A través de la represión, ejercida por parte del Estado, se han eliminado todos los intentos de
rebelión, a todo pensamiento crítico se lo tildó de subversivo, y la mayor consecuencia de esto fue la
pérdida de la libertad que tanto pregonaba en su nacimiento, y la desarticulación del movimiento
popular, fomentando cada vez más el individualismo y la soledad. Así, estos efectos, que podríamos
llamar negativos, no son casuales, ni productos del error, sino que son en sí mismos la esencia y el
requisito fundamental para que esta situación perversa sobreviva.

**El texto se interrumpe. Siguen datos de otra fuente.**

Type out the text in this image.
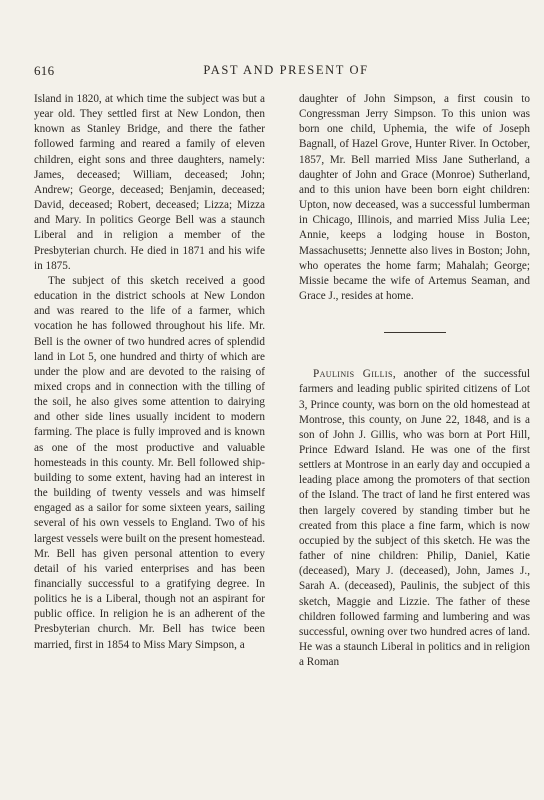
616	PAST AND PRESENT OF

Island in 1820, at which time the subject was but a year old. They settled first at New London, then known as Stanley Bridge, and there the father followed farming and reared a family of eleven children, eight sons and three daughters, namely: James, deceased; William, deceased; John; Andrew; George, deceased; Benjamin, deceased; David, deceased; Robert, deceased; Lizza; Mizza and Mary. In politics George Bell was a staunch Liberal and in religion a member of the Presbyterian church. He died in 1871 and his wife in 1875.

The subject of this sketch received a good education in the district schools at New London and was reared to the life of a farmer, which vocation he has followed throughout his life. Mr. Bell is the owner of two hundred acres of splendid land in Lot 5, one hundred and thirty of which are under the plow and are devoted to the raising of mixed crops and in connection with the tilling of the soil, he also gives some attention to dairying and other side lines usually incident to modern farming. The place is fully improved and is known as one of the most productive and valuable homesteads in this county. Mr. Bell followed ship-building to some extent, having had an interest in the building of twenty vessels and was himself engaged as a sailor for some sixteen years, sailing several of his own vessels to England. Two of his largest vessels were built on the present homestead. Mr. Bell has given personal attention to every detail of his varied enterprises and has been financially successful to a gratifying degree. In politics he is a Liberal, though not an aspirant for public office. In religion he is an adherent of the Presbyterian church. Mr. Bell has twice been married, first in 1854 to Miss Mary Simpson, a

daughter of John Simpson, a first cousin to Congressman Jerry Simpson. To this union was born one child, Uphemia, the wife of Joseph Bagnall, of Hazel Grove, Hunter River. In October, 1857, Mr. Bell married Miss Jane Sutherland, a daughter of John and Grace (Monroe) Sutherland, and to this union have been born eight children: Upton, now deceased, was a successful lumberman in Chicago, Illinois, and married Miss Julia Lee; Annie, keeps a lodging house in Boston, Massachusetts; Jennette also lives in Boston; John, who operates the home farm; Mahalah; George; Missie became the wife of Artemus Seaman, and Grace J., resides at home.

Paulinis Gillis, another of the successful farmers and leading public spirited citizens of Lot 3, Prince county, was born on the old homestead at Montrose, this county, on June 22, 1848, and is a son of John J. Gillis, who was born at Port Hill, Prince Edward Island. He was one of the first settlers at Montrose in an early day and occupied a leading place among the promoters of that section of the Island. The tract of land he first entered was then largely covered by standing timber but he created from this place a fine farm, which is now occupied by the subject of this sketch. He was the father of nine children: Philip, Daniel, Katie (deceased), Mary J. (deceased), John, James J., Sarah A. (deceased), Paulinis, the subject of this sketch, Maggie and Lizzie. The father of these children followed farming and lumbering and was successful, owning over two hundred acres of land. He was a staunch Liberal in politics and in religion a Roman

Los mecanismos de poder actúan en nuestras conciencias legitimando este modelo y


mostrándolo como si fuera el único posible. Esto convierte a la pobreza, a la injusticia y a las crisis
de la participación en una suerte de fenómenos naturales. La naturalización de estos fenómenos
agrava la situación ya que nos convence cada vez más de que las cosas son así y no de que están
así, llegando a considerar que no podemos hacer nada para cambiarlas.

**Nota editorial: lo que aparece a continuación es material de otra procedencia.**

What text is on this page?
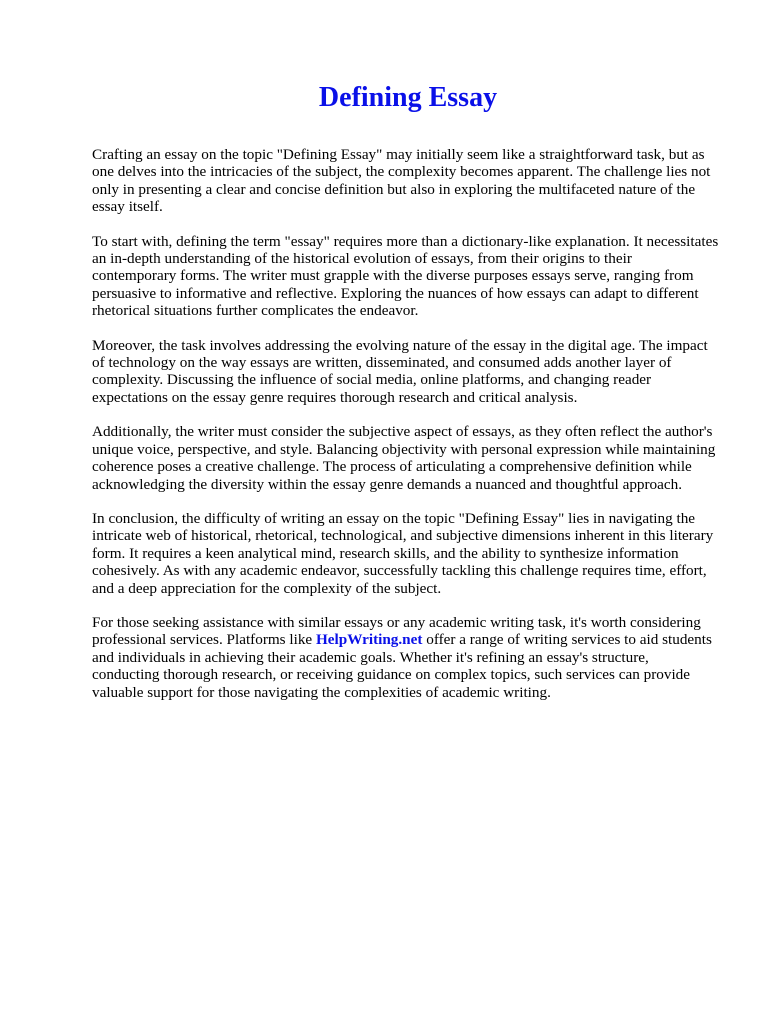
Defining Essay

Crafting an essay on the topic "Defining Essay" may initially seem like a straightforward task, but as one delves into the intricacies of the subject, the complexity becomes apparent. The challenge lies not only in presenting a clear and concise definition but also in exploring the multifaceted nature of the essay itself.

To start with, defining the term "essay" requires more than a dictionary-like explanation. It necessitates an in-depth understanding of the historical evolution of essays, from their origins to their contemporary forms. The writer must grapple with the diverse purposes essays serve, ranging from persuasive to informative and reflective. Exploring the nuances of how essays can adapt to different rhetorical situations further complicates the endeavor.

Moreover, the task involves addressing the evolving nature of the essay in the digital age. The impact of technology on the way essays are written, disseminated, and consumed adds another layer of complexity. Discussing the influence of social media, online platforms, and changing reader expectations on the essay genre requires thorough research and critical analysis.

Additionally, the writer must consider the subjective aspect of essays, as they often reflect the author's unique voice, perspective, and style. Balancing objectivity with personal expression while maintaining coherence poses a creative challenge. The process of articulating a comprehensive definition while acknowledging the diversity within the essay genre demands a nuanced and thoughtful approach.

In conclusion, the difficulty of writing an essay on the topic "Defining Essay" lies in navigating the intricate web of historical, rhetorical, technological, and subjective dimensions inherent in this literary form. It requires a keen analytical mind, research skills, and the ability to synthesize information cohesively. As with any academic endeavor, successfully tackling this challenge requires time, effort, and a deep appreciation for the complexity of the subject.

For those seeking assistance with similar essays or any academic writing task, it's worth considering professional services. Platforms like HelpWriting.net offer a range of writing services to aid students and individuals in achieving their academic goals. Whether it's refining an essay's structure, conducting thorough research, or receiving guidance on complex topics, such services can provide valuable support for those navigating the complexities of academic writing.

Los únicos beneficiarios de estos mecanismos de la sociedad actual son los intereses del
gran capital internacional. Los intereses objetivos de la clase dominante se han transformado en
nuestros intereses subjetivos legitimando así una sociedad que perjudica y empobrece a la mayoría
de su población. Es justamente allí donde radica su éxito, en naturalizar los valores de la clase
dominante de tal manera que su superioridad sea considerada obvia (Sirvent, 2001).

La gran hija de la Modernidad, ¿también en crisis?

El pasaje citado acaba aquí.